- Theatrical release poster
- Directed by: Richard Fleischer
- Written by: Mark Canfield; Uncredited:; Jules Dassin; Richard Fleischer; Julien Derode; John Shepridge; ;
- Produced by: Darryl F. Zanuck
- Starring: Orson Welles Juliette Gréco Bradford Dillman
- Cinematography: William C. Mellor
- Edited by: Roger Dwyre
- Music by: Maurice Jarre
- Production company: Darryl F. Zanuck Productions
- Distributed by: 20th Century-Fox
- Release date: May 19, 1960;
- Running time: 97 minutes
- Country: United States
- Language: English
- Box office: $1 million (US/ Canada)

= Crack in the Mirror =

1960 film by Richard Fleischer

Crack in the Mirror is a 1960 American drama film directed by Richard Fleischer. The three principal actors, Orson Welles, Juliette Gréco, and Bradford Dillman, play dual roles in two interconnected stories as the participants in two love triangles.

The film was released by 20th Century Fox on May 19, 1960.

==Plot==
In a run-down Paris dwelling, an angry Hagolin accuses mistress Eponine of seeing a man named Robert Larnier behind his back. In a party at a stately home, prosperous attorney Lamerciere's guests include his longtime mistress Florence and his young law partner Claude Lancaster.

Eponine attempts to murder Hagolin but fails. Larnier intervenes on her behalf and Eponine strangles the man with a scarf. The body is dismembered and dumped, then Eponine is placed under arrest.

Claude, who is secretly Florence's lover, feels that he deserves credit for much of Lamerciere's courtroom success. He leaps at the opportunity when Eponine asks him to defend her. Lamerciere remarks that Claude and Florence could do to him exactly what the accused woman and lover Larnier did to Hagolin.

In court, Lamerciere persuades Claude to allow him to deliver the closing argument. He paints such a lurid picture of Eponine's crime that results in her conviction. His gaze at Florence makes it clear that he knows that she has been unfaithful.

==Cast==
Credits from the AFI Catalog of Feature Films.

== Production ==
The script was credited to by producer Darryl F. Zanuck (under his frequent pseudonym "Mark Canfield"), but in his 1993 autobiography Just Tell Me When to Cry, Fleischer revealed that it was ghostwritten by the blacklisted Jules Dassin. Fleischer, Derode, and John Shepridge also contributed to the script, but were all uncredited.
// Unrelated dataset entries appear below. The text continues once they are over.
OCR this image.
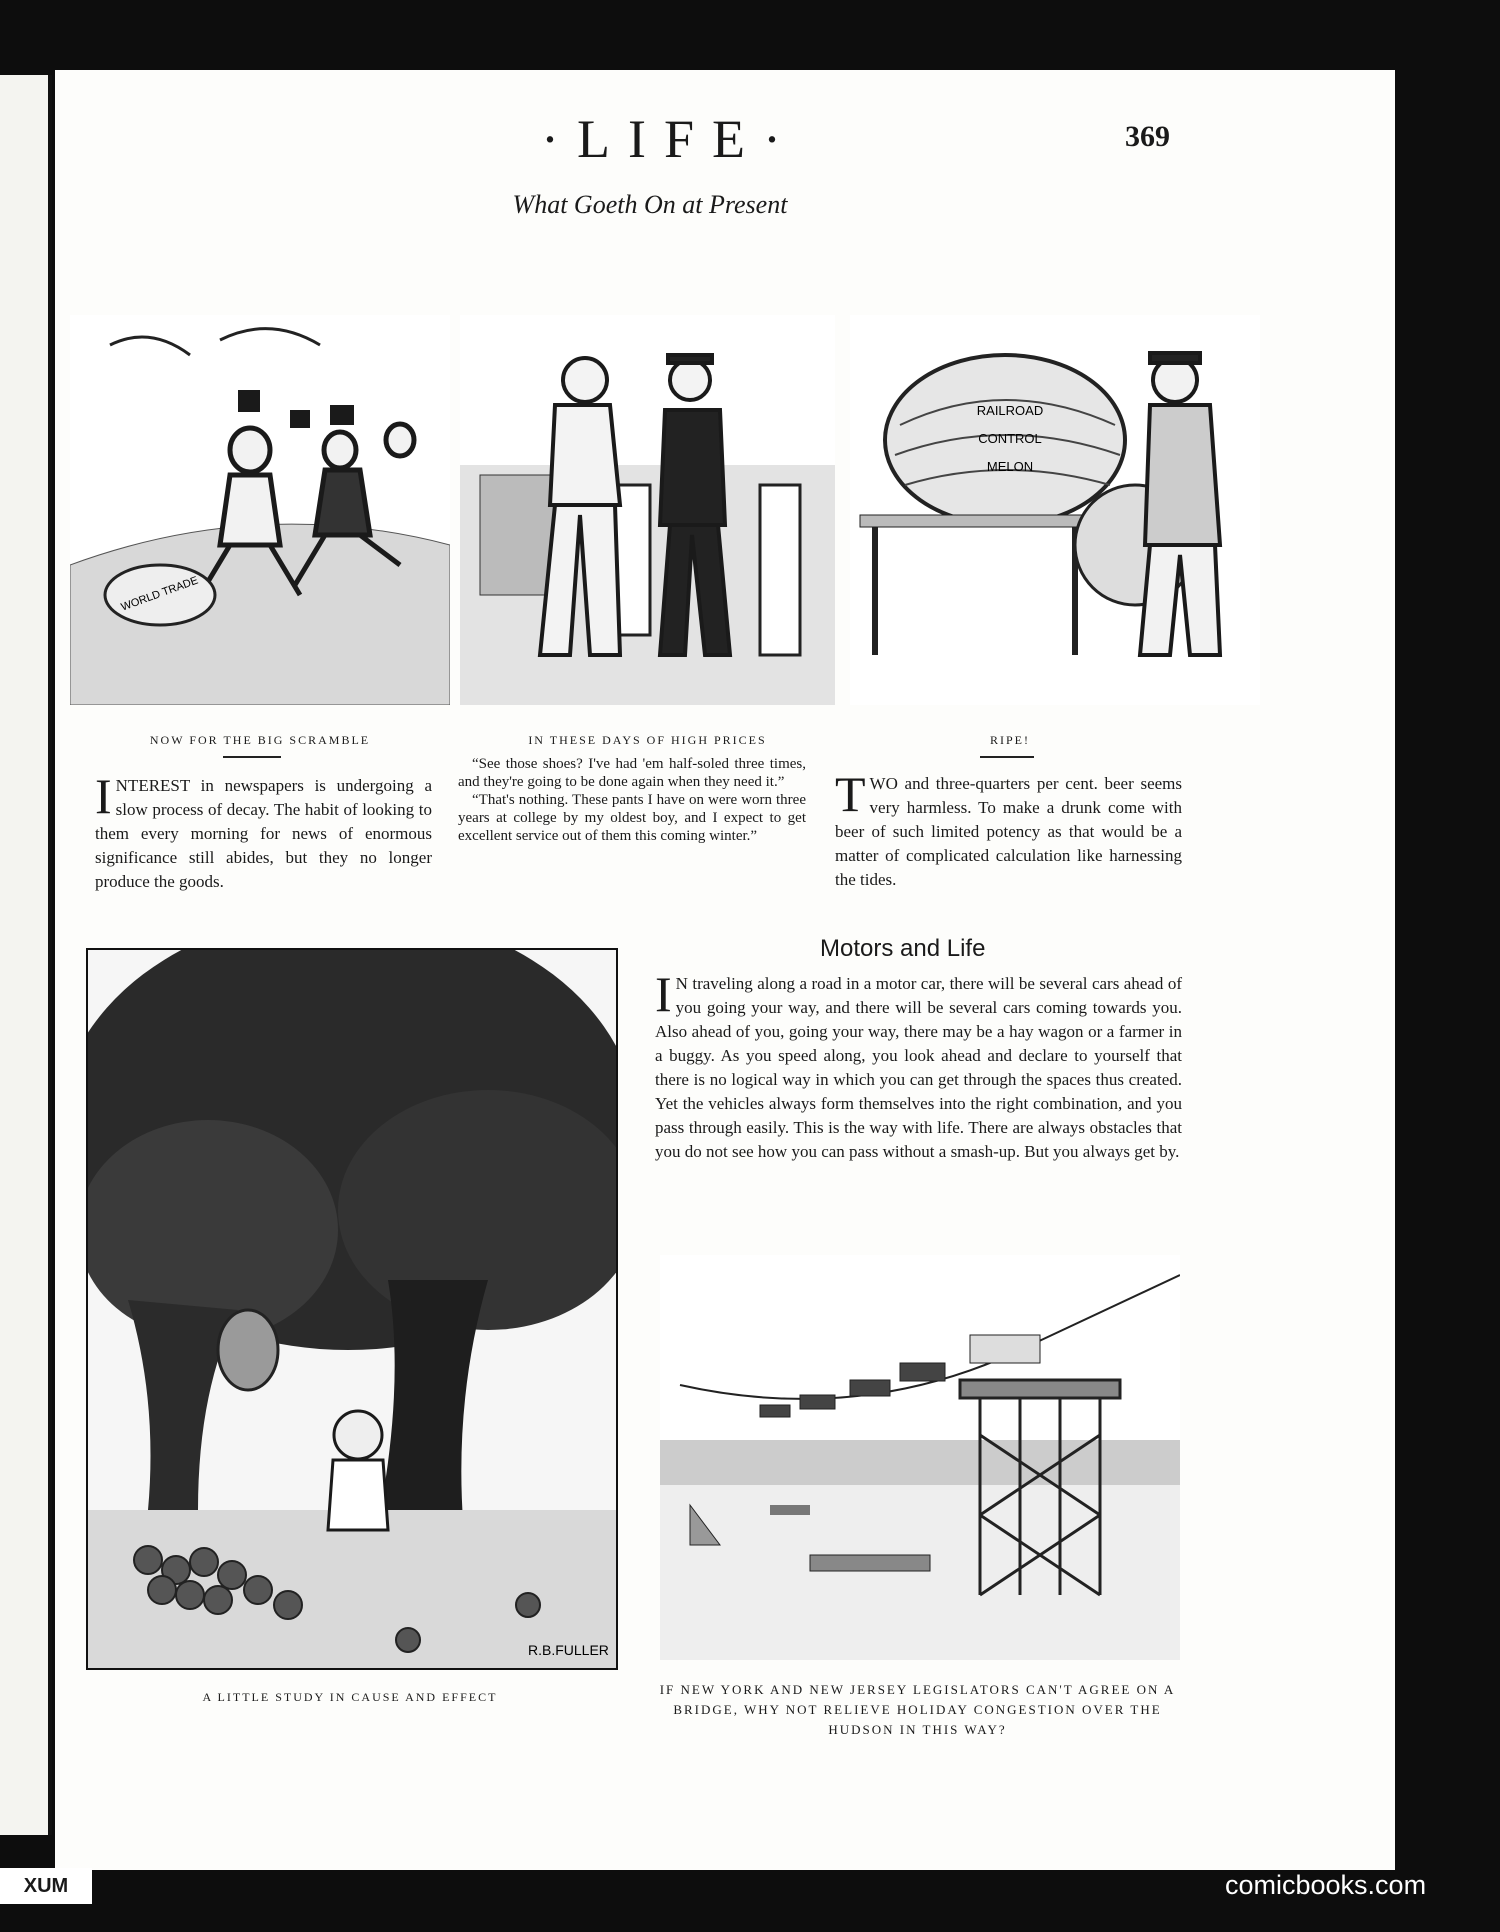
·LIFE·	369
What Goeth On at Present
WORLD TRADE
RAILROAD
CONTROL
MELON
NOW FOR THE BIG SCRAMBLE	IN THESE DAYS OF HIGH PRICES	RIPE!
INTEREST in newspapers is undergoing a slow process of decay. The habit of looking to them every morning for news of enormous significance still abides, but they no longer produce the goods.

“See those shoes? I've had 'em half-soled three times, and they're going to be done again when they need it.”

“That's nothing. These pants I have on were worn three years at college by my oldest boy, and I expect to get excellent service out of them this coming winter.”

TWO and three-quarters per cent. beer seems very harmless. To make a drunk come with beer of such limited potency as that would be a matter of complicated calculation like harnessing the tides.
R.B.FULLER
A LITTLE STUDY IN CAUSE AND EFFECT
Motors and Life
I N traveling along a road in a motor car, there will be several cars ahead of you going your way, and there will be several cars coming towards you. Also ahead of you, going your way, there may be a hay wagon or a farmer in a buggy. As you speed along, you look ahead and declare to yourself that there is no logical way in which you can get through the spaces thus created. Yet the vehicles always form themselves into the right combination, and you pass through easily. This is the way with life. There are always obstacles that you do not see how you can pass without a smash-up. But you always get by.
IF NEW YORK AND NEW JERSEY LEGISLATORS CAN'T AGREE ON A BRIDGE, WHY NOT RELIEVE HOLIDAY CONGESTION OVER THE HUDSON IN THIS WAY?
XUM	comicbooks.com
Filming took place at various locations around Paris, including the Palais de Justice, the Gare de Lyon, and the Seine. Interiors were shot at Billancourt Studios and Boulogne Studios.
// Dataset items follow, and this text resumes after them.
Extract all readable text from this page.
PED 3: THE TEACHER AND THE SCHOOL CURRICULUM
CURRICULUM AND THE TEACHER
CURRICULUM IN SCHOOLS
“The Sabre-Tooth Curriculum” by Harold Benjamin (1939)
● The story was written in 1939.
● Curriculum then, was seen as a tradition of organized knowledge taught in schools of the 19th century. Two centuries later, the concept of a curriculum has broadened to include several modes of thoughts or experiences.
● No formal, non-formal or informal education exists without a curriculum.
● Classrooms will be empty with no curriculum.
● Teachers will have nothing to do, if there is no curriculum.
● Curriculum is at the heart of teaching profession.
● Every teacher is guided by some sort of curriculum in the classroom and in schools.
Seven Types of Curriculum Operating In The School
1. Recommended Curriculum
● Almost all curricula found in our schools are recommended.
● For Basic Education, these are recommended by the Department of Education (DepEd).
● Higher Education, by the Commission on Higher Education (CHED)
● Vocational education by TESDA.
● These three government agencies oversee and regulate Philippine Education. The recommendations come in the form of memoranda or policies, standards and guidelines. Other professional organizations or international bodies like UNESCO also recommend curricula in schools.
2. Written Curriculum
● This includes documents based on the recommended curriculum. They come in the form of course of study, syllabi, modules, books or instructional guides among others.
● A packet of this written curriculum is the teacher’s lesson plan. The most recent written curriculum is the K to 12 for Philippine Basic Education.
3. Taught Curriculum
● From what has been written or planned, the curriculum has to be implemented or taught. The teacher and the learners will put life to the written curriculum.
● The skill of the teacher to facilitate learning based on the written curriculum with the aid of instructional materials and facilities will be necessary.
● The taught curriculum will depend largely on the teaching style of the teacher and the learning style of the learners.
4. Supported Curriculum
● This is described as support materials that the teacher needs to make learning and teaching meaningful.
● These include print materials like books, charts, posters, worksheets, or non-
In an interview with American Legends, Bradford Dillman said Welles could be "hell on wheels" and that director Fleischer "didn't fool around with Orson. Nobody fooled around with Orson. He did his own thing."

==Reception==
In a contemporary review for The New York Times, critic Howard Thompson wrote: "A determined try for something different—three performers playing six roles, as two adulterous triangles explode in a murder trial—misfires coldly and rather hollowly ... There is certainly no cause to evaluate this extremely devious, visual charade by such a brilliant courtroom yardstick as Compulsion, also involving director Fleischer, Messrs. Welles and Dillman and the Zanuck production banner. ... [T]he picture is a peculiarly bloodless affair (for all the lovingly detailed gore of the murder), archly juggling some arid dialogue and even the characterizations."
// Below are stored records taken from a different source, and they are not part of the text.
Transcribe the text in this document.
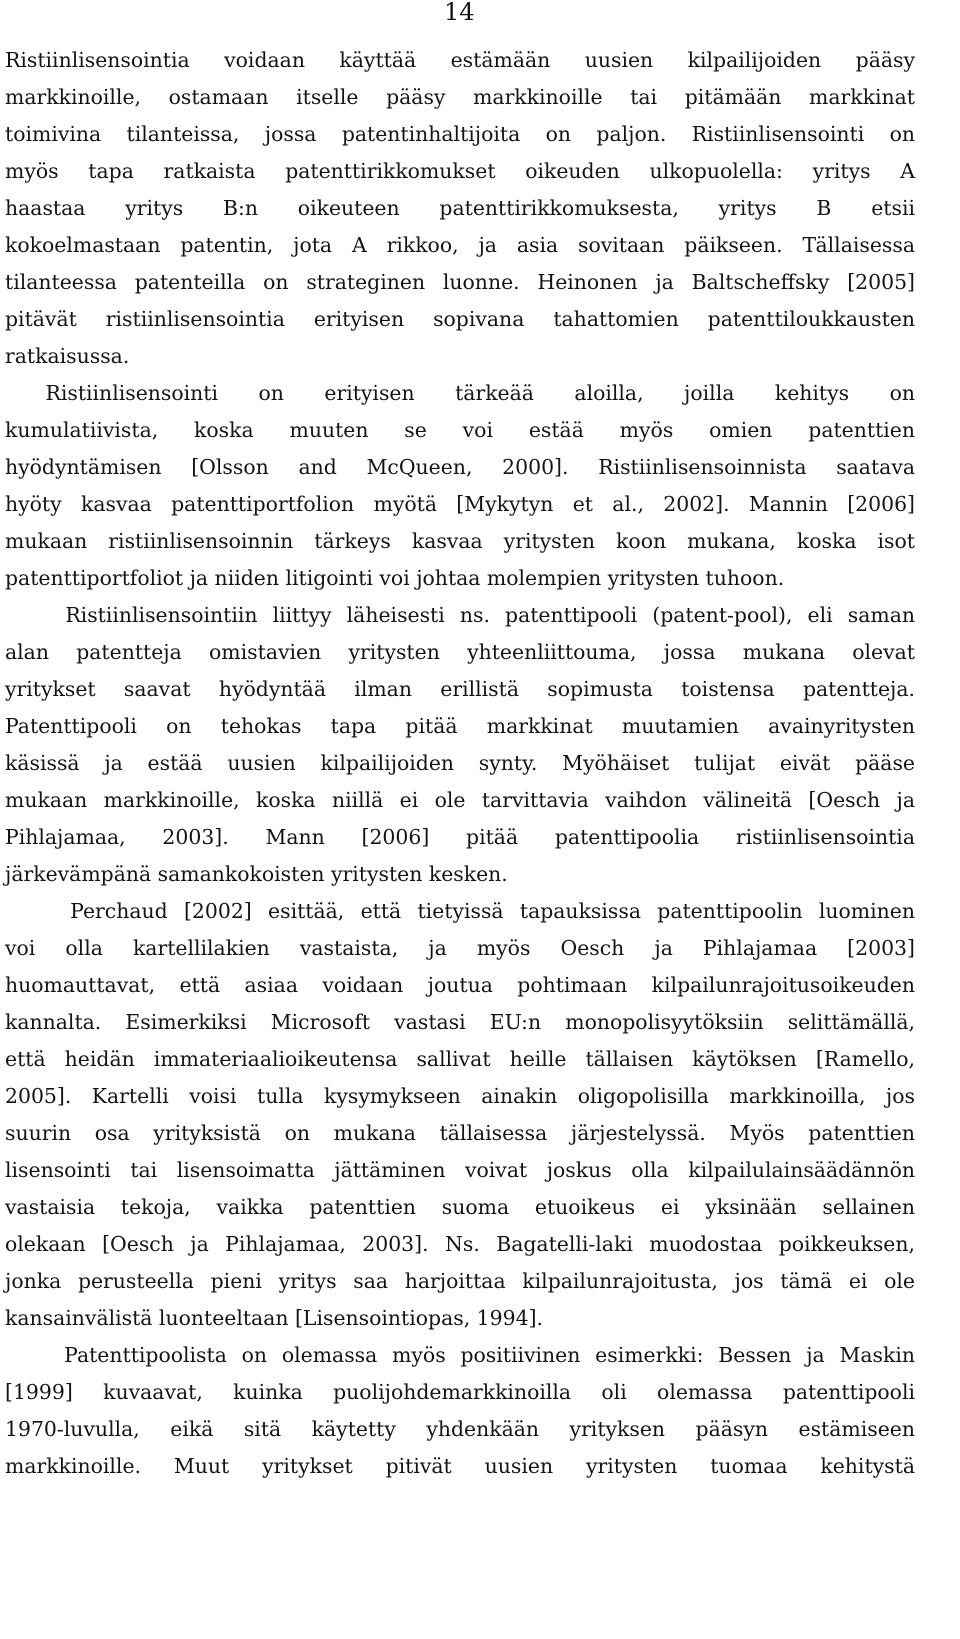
14
Ristiinlisensointia voidaan käyttää estämään uusien kilpailijoiden pääsy
markkinoille, ostamaan itselle pääsy markkinoille tai pitämään markkinat
toimivina tilanteissa, jossa patentinhaltijoita on paljon. Ristiinlisensointi on
myös tapa ratkaista patenttirikkomukset oikeuden ulkopuolella: yritys A
haastaa yritys B:n oikeuteen patenttirikkomuksesta, yritys B etsii
kokoelmastaan patentin, jota A rikkoo, ja asia sovitaan päikseen. Tällaisessa
tilanteessa patenteilla on strateginen luonne. Heinonen ja Baltscheffsky [2005]
pitävät ristiinlisensointia erityisen sopivana tahattomien patenttiloukkausten
ratkaisussa.
Ristiinlisensointi on erityisen tärkeää aloilla, joilla kehitys on
kumulatiivista, koska muuten se voi estää myös omien patenttien
hyödyntämisen [Olsson and McQueen, 2000]. Ristiinlisensoinnista saatava
hyöty kasvaa patenttiportfolion myötä [Mykytyn et al., 2002]. Mannin [2006]
mukaan ristiinlisensoinnin tärkeys kasvaa yritysten koon mukana, koska isot
patenttiportfoliot ja niiden litigointi voi johtaa molempien yritysten tuhoon.
Ristiinlisensointiin liittyy läheisesti ns. patenttipooli (patent-pool), eli saman
alan patentteja omistavien yritysten yhteenliittouma, jossa mukana olevat
yritykset saavat hyödyntää ilman erillistä sopimusta toistensa patentteja.
Patenttipooli on tehokas tapa pitää markkinat muutamien avainyritysten
käsissä ja estää uusien kilpailijoiden synty. Myöhäiset tulijat eivät pääse
mukaan markkinoille, koska niillä ei ole tarvittavia vaihdon välineitä [Oesch ja
Pihlajamaa, 2003]. Mann [2006] pitää patenttipoolia ristiinlisensointia
järkevämpänä samankokoisten yritysten kesken.
Perchaud [2002] esittää, että tietyissä tapauksissa patenttipoolin luominen
voi olla kartellilakien vastaista, ja myös Oesch ja Pihlajamaa [2003]
huomauttavat, että asiaa voidaan joutua pohtimaan kilpailunrajoitusoikeuden
kannalta. Esimerkiksi Microsoft vastasi EU:n monopolisyytöksiin selittämällä,
että heidän immateriaalioikeutensa sallivat heille tällaisen käytöksen [Ramello,
2005]. Kartelli voisi tulla kysymykseen ainakin oligopolisilla markkinoilla, jos
suurin osa yrityksistä on mukana tällaisessa järjestelyssä. Myös patenttien
lisensointi tai lisensoimatta jättäminen voivat joskus olla kilpailulainsäädännön
vastaisia tekoja, vaikka patenttien suoma etuoikeus ei yksinään sellainen
olekaan [Oesch ja Pihlajamaa, 2003]. Ns. Bagatelli-laki muodostaa poikkeuksen,
jonka perusteella pieni yritys saa harjoittaa kilpailunrajoitusta, jos tämä ei ole
kansainvälistä luonteeltaan [Lisensointiopas, 1994].
Patenttipoolista on olemassa myös positiivinen esimerkki: Bessen ja Maskin
[1999] kuvaavat, kuinka puolijohdemarkkinoilla oli olemassa patenttipooli
1970-luvulla, eikä sitä käytetty yhdenkään yrityksen pääsyn estämiseen
markkinoille. Muut yritykset pitivät uusien yritysten tuomaa kehitystä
In a letter to the editors of Playboy magazine in April 1967, Darryl F. Zanuck, president of 20th Century-Fox Film Corporation, observed that "when I won three prizes for a very second-rate film called Crack in the Mirror," at the Cannes Film Festival, "[t]his dubious victory was achieved by the political activities of a group of friends who accompanied me to the festival (Orson Welles, Juliette Gréco and Françoise Sagan)."